Lillian turned her attention from Blue back to the group.

“I asked, Blue says he does know Leaf.” (He was thinking a bunch of other stuff too, but it seemed private, so she tried not to focus on it.) “And not to scare off the kitten.”

If that meant Leaf was somewhere around here, then they should probably avoid leaving her behind. But they couldn’t remain exposed to the elements for too long, not while they had a fire type with them. She glanced up at Gladion.

He’d shifted his attention to the Sprigatito, having no interest in trading further jabs with Guzma.”

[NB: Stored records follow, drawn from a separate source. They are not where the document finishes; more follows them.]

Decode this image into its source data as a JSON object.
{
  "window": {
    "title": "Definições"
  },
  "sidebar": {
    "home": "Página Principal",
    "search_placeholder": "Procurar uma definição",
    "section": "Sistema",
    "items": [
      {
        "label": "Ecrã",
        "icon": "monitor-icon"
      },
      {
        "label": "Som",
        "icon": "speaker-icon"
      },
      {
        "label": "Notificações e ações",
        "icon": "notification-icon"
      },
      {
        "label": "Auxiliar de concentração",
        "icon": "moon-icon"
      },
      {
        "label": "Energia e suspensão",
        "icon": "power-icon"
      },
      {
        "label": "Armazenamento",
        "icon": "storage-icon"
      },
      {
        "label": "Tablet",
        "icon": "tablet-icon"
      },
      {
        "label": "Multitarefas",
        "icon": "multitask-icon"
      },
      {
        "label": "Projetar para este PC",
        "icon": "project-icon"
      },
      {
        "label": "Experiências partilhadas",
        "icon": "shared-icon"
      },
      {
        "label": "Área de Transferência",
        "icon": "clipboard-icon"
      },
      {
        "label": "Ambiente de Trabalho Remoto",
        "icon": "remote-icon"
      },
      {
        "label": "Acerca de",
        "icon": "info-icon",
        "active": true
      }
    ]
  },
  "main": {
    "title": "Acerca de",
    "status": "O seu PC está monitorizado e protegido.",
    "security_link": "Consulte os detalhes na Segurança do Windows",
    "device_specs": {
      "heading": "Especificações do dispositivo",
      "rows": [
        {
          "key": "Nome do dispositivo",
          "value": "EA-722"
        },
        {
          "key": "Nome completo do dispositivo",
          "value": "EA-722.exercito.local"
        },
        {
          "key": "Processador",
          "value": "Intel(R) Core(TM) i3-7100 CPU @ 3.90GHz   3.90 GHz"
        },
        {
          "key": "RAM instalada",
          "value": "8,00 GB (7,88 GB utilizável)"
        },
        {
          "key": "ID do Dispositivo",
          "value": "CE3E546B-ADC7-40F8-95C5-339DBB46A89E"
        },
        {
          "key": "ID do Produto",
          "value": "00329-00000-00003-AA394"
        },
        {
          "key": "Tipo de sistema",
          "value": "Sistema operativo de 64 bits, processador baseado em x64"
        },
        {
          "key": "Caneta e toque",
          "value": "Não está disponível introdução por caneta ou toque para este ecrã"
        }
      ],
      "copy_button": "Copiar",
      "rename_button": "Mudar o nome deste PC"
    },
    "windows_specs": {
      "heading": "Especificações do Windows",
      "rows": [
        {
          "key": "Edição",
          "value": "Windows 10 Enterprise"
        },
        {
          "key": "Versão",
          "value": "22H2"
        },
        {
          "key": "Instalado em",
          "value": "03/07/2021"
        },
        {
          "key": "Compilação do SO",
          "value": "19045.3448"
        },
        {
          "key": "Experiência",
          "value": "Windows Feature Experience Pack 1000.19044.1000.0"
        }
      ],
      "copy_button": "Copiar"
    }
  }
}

"Don't wanna speak too soon, but I'm pretty sure this cat's sapient. Call it a hunch. Too bad we don't have another former-pokémon with us to translate..."

He looked them over for any garments.

"No sapience-marker, so... not a local, but another 'new arrival'?"

Lillian had no idea what a sapience-marker was, but she had noticed that he was wearing a necklace-y amulet-y sort of thing. That had to serve some kind of practical purpose, or there was no way he’d be wearing it unless he’d really softened on jewelry. Was that a sapience-marker? Something that marked him as clearly non-wild? That would make sense, and would mean that Sprigatito was either wild or a new arrival like her.

She looked at the cat and slid into the voice she used when trying to communicate friendliness purely through tone of voice. “Will you follow us, if we leave?”